Tal qual em Café com canela (reconhecido pelo público e pelo júri como melhor roteiro e atriz, no festival do ano passado), Ilha perpassa o subdesenvolvimento para, enxertado de citações e agregando elementos poéticos, projetar um cinema de resistência que dê moral aos marginalizados e imploda preconceitos.
No filme, Emerson (Renan Motta) exige que seja objeto de narrativa para um futuro filme do celebrado diretor de cinema Henrique (Aldri Anunciação). Na base ;do amor e da dor;, busca adesão do diretor para o projeto que virá a reavivar e polir sentimentos do passado. Ao angariar a atenção de Henrique, ambos os personagens se veem enredados numa cadeia também nutrida de amor e dor. Um dos méritos do longa foi o de trazer humor a um roteiro recheado de diálogos empolados. O ator coadjuvante Sérgio Laurentino, numa interpretação cativante, é um dos intérpretes que se provam tão eficientes quanto os atores centrais.
Arremedos de Abraços partidos (2009), Madame Satã (2002), de Café com canela, e ainda de intenções à la Pasolini (Pocilga), ancoram Ilha. São tantos confetes reservados para o fazer audiovisual que o espectador pode se sentir numa oficina de cinema, na redundância da apresentação dos dispositivos cinematográficos. Cercados de fotogramas por todos os lados, os diretores ficam ilhados.
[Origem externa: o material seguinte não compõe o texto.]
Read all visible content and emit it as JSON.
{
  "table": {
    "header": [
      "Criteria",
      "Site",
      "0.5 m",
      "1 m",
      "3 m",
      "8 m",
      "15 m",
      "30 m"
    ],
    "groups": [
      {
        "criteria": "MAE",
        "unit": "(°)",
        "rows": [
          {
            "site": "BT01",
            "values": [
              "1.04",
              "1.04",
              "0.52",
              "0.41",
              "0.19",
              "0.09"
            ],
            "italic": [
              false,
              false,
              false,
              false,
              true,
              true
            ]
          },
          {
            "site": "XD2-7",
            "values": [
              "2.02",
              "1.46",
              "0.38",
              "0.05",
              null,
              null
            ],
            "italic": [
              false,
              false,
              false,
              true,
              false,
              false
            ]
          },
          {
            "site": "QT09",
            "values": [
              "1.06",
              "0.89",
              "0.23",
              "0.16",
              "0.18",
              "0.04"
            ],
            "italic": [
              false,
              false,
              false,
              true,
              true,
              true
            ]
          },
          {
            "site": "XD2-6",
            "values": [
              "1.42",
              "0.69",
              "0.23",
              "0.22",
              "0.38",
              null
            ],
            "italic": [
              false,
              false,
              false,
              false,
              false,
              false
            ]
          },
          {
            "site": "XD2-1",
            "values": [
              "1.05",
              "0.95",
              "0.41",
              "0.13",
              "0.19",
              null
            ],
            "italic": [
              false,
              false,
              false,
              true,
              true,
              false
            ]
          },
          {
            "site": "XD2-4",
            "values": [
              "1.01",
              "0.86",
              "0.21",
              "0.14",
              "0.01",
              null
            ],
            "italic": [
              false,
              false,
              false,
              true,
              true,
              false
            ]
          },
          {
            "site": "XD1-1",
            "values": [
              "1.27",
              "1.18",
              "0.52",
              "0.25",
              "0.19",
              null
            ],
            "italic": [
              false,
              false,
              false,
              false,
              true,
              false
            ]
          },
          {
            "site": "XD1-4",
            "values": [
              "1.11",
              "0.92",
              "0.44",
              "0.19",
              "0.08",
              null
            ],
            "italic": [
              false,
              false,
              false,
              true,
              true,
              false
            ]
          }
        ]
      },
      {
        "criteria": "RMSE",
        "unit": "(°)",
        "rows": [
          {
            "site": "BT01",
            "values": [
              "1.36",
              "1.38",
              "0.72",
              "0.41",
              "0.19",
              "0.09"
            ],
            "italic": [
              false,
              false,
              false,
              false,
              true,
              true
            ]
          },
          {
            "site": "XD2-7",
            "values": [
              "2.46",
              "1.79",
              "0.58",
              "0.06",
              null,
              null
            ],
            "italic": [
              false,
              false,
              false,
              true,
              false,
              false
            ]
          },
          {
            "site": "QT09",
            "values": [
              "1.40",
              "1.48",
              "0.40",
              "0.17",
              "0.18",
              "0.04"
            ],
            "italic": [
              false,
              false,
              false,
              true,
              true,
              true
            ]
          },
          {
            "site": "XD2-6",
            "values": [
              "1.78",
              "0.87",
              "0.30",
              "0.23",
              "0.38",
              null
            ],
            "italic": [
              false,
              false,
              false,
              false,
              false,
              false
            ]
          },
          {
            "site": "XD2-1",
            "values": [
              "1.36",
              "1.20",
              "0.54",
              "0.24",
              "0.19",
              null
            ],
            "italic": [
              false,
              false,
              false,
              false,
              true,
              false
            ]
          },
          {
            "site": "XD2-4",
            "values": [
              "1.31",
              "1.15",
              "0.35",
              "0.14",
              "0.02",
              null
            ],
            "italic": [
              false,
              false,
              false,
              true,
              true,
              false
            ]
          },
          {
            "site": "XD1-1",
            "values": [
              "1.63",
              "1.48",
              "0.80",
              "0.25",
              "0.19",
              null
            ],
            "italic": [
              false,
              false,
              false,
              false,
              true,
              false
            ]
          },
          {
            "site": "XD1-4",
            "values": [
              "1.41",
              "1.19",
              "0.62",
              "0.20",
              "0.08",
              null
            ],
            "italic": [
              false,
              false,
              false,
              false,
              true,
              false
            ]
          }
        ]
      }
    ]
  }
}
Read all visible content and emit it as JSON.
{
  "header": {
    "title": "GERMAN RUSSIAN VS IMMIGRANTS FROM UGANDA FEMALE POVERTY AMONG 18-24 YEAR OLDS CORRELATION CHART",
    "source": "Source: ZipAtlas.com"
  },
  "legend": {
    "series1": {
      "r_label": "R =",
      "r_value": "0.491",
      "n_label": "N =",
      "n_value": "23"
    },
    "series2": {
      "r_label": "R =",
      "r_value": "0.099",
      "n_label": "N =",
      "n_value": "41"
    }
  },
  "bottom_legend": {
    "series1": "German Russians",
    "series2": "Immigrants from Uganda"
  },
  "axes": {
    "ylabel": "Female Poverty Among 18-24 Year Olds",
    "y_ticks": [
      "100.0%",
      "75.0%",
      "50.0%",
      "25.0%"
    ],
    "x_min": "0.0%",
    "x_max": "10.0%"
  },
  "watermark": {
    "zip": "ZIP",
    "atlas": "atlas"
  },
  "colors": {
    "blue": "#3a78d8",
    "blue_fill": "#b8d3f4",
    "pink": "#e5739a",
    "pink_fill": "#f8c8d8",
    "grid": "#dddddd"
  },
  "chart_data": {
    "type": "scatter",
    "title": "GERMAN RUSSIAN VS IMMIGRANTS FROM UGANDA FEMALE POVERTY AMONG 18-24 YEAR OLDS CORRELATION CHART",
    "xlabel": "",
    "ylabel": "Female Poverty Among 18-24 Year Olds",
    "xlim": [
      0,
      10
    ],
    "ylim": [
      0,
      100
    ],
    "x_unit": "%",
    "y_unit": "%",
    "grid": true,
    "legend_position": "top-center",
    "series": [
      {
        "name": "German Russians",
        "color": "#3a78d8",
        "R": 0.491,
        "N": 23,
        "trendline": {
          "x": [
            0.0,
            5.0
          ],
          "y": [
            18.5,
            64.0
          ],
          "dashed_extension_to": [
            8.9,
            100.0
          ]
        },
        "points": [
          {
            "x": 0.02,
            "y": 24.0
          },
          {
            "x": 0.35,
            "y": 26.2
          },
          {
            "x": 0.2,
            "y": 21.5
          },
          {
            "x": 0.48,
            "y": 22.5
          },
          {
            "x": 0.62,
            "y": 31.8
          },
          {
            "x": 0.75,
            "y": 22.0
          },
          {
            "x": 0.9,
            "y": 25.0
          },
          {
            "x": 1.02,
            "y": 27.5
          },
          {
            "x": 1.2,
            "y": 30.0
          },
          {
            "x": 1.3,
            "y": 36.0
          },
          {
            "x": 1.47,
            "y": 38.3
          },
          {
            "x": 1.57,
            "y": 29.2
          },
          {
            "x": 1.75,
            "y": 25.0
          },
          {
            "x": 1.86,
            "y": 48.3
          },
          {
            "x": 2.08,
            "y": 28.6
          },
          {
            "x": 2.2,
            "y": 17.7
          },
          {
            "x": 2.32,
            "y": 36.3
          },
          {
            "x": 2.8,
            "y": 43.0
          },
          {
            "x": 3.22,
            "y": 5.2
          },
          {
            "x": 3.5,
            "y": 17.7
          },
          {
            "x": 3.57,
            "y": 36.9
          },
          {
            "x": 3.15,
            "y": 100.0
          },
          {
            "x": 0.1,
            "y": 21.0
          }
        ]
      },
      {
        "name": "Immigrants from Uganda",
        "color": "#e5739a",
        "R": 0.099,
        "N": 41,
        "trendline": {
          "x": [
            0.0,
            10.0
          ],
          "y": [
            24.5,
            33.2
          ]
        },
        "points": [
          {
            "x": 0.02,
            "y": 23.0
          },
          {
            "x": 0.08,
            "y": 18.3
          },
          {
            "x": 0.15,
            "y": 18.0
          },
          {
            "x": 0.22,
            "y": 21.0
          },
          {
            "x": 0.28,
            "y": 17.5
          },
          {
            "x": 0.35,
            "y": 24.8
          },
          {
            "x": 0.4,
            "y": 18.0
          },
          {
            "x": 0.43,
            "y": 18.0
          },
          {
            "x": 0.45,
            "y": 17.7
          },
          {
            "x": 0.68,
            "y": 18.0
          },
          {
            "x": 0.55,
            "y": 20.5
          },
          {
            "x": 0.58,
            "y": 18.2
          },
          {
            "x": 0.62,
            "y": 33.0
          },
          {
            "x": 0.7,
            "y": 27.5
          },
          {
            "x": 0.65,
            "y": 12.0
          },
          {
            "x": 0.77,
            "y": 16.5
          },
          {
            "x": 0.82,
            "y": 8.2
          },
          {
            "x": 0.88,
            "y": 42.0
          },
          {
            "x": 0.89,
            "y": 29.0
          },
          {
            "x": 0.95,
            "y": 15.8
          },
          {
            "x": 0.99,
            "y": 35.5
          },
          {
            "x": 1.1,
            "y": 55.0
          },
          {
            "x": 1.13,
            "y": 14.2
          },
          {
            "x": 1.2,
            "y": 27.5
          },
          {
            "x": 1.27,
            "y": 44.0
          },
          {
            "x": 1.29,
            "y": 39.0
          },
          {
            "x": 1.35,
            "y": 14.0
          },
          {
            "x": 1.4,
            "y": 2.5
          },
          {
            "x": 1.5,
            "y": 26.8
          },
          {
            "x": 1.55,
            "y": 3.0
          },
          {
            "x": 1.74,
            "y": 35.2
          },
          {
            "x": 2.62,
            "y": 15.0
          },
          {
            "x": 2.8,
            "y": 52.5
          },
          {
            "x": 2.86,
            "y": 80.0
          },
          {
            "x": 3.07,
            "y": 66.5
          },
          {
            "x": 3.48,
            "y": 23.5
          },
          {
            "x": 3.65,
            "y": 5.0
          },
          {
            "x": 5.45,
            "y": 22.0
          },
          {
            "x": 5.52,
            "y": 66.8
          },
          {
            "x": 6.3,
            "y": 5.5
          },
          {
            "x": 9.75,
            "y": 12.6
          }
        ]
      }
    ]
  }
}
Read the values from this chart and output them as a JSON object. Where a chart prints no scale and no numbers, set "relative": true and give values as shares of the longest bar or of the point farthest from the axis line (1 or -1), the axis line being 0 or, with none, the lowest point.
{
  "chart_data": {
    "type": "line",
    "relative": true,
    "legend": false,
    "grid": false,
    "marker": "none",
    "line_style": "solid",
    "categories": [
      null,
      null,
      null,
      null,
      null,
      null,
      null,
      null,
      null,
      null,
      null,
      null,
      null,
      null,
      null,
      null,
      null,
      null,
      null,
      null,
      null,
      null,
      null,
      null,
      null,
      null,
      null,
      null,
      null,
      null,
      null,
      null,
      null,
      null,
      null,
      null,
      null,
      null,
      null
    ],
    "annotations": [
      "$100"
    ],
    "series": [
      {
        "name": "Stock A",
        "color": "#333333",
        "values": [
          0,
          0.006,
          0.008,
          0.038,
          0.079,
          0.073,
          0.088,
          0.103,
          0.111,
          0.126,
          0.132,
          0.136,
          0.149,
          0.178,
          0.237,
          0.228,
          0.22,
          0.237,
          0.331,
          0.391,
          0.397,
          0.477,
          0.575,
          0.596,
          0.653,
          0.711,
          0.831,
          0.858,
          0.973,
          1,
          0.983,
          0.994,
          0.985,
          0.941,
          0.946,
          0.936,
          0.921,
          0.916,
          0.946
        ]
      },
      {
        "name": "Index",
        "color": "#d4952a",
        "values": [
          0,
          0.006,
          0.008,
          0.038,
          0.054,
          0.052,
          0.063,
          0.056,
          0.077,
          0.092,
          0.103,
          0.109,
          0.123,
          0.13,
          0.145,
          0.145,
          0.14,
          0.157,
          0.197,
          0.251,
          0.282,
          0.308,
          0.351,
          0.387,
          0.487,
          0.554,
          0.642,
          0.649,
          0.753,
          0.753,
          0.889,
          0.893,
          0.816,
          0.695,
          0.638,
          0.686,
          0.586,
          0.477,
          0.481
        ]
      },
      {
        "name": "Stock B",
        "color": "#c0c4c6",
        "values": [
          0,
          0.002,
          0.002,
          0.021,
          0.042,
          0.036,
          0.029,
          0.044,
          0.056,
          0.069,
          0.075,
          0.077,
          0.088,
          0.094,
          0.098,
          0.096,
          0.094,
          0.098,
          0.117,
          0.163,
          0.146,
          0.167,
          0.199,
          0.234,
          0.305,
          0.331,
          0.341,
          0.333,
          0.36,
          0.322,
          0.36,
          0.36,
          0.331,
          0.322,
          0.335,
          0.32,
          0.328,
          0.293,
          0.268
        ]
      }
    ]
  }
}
Encantados e presos à concepção de filme, os próprios diretores entram em cena. A quebra da quarta parede traz ousadia, bem como o entoar de praticamente uma música inteira de Lô Borges, para reforçar aspectos de rotina e solidão das personagens. É admirável que, com três pessoas creditadas no comando das imagens do filme, se chegue à unidade estética.
Com metalinguagem às raias do exagero, Ilha discorre sobre a arte pela arte, busca de sonhos, perdas e das dificuldades de inserção no terreno da arte nacional. Ao menos, o filme se liberta de rústicos trejeitos cinemanovistas que chega a ensaiar.